The approach to monitoring PsA with US has been heterogeneous, ranging from following enthesitis to multiple tissue targets. Gutierrez et al. reported a novel composite targeted power Doppler scoring system involving joint, tendon, enthesis, skin and nail . In this pilot study of 16 patients with PsA receiving anti-TNF therapy, US was done at the baseline and at 8 weeks at areas that had the highest Doppler signal at the baseline. All areas showed improvement in the mean overall score from baseline to 8 weeks. De Agustin et al. used a similar protocol in a multicentre prospective study of 24 patients with PsA treated with infliximab . They also chose to follow skin plaque thickness prospectively. Plaque thickness, joint synovial hypertrophy and power Doppler and plaque Doppler decreased rapidly after initiation of infliximab. In contrast, Litinsky et al. compared the response of 19 patients with PsA receiving methotrexate and 24 patients receiving adalimumab using US measurements of thickness of the second and third finger extensor and flexor tendons, plantar fascia and Achilles tendon bilaterally . Although both groups improved clinically, only the adalimumab group had reduction in thickness in some tendons and enthesis. One shortfall of the study was that no power Doppler was done in these areas. In a smaller study by Acquacalda et al., lower extremity and triceps entheses were examined bilaterally by B-mode and Doppler US . Although a high prevalence of enthesitis was found in both groups, heterogeneous results were reported in patients with psoriasis and PsA undergoing methotrexate or anti-TNF therapy. The authors also reported that no power Doppler signal was seen in any entheseal area.
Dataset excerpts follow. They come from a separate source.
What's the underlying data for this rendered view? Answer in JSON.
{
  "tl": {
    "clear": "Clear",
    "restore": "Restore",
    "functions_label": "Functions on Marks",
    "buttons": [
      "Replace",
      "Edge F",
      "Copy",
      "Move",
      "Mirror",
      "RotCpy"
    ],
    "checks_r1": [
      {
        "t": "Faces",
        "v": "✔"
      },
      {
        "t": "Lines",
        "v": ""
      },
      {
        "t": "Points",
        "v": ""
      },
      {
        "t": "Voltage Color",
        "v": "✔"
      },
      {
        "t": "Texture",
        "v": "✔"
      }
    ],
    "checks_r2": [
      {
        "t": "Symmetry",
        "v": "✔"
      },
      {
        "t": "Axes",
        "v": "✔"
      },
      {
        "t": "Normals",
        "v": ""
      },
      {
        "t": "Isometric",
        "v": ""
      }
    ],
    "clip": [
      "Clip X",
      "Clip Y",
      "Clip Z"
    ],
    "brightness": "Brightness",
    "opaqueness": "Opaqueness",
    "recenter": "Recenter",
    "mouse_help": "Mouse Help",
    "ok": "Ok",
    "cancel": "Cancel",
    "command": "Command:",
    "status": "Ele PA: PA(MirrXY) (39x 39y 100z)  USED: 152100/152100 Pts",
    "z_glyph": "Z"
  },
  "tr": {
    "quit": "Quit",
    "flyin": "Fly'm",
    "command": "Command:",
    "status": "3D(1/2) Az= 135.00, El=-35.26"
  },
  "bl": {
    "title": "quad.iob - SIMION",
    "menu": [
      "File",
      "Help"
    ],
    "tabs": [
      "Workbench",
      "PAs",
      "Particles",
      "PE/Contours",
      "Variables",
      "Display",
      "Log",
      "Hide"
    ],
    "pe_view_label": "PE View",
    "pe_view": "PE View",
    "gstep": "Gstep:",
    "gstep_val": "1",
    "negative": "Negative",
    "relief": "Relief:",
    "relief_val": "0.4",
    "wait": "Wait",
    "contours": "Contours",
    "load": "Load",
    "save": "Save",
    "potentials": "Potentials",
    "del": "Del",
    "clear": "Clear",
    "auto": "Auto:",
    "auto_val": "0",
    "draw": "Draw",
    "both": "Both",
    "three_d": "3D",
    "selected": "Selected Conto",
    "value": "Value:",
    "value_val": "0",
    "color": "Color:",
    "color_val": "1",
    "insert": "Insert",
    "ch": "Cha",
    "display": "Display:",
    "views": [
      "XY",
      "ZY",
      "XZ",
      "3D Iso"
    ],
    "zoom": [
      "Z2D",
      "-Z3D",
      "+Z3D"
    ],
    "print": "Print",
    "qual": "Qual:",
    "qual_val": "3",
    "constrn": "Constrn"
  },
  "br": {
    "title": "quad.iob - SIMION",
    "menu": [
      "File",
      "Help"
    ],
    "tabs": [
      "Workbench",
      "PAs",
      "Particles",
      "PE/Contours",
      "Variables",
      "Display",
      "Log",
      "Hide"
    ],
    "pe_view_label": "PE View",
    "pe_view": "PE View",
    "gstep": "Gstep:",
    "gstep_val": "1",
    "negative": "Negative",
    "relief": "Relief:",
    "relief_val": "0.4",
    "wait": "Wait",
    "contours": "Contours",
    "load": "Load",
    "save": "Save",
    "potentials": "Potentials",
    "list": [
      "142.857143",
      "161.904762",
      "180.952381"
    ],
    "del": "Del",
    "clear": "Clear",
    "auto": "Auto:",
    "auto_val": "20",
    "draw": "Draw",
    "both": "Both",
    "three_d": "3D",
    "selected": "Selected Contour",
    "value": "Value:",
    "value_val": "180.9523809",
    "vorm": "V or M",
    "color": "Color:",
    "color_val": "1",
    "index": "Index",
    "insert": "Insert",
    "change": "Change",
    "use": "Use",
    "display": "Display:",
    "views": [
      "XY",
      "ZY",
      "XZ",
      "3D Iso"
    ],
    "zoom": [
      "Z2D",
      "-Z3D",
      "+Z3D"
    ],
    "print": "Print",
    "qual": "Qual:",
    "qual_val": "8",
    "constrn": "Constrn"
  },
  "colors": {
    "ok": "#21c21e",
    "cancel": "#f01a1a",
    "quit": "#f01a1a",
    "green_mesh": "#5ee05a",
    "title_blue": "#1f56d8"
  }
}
US and remission status of PsA

Two recent studies examined US in patients with low or minimal disease activity in PsA to examine the performance of clinical composite measures (Disease Activity Index for Psoriatic Arthritis (DAPSA) and Composite Psoriatic Disease Activity Index (CPDAI)) and to assess whether residual activity is present. Husic et al. examined 68 joints and 14 entheses in each of the 70 consecutive patients with PsA . Clinical measures overestimated remission when compared with US measures. DAPSA and Boolean remission were the best predictors of US remission. However, clinical composite measures did not correlate with US signs of enthesitis, dactylitis, tenosynovitis and periarticular inflammation. In a later cross-sectional study of an extensive number of joints, tendons and entheses of 141 patients with PsA, Michelsen et al. found that DAPSA and DAS28 also correlated better with US findings than CPDAI and PASDAS. DAPSA and Boolean definitions of remission better predicted US remission . However, approximately 50% patients had US remission. There was no correlation between patients in US remission and clinical measures.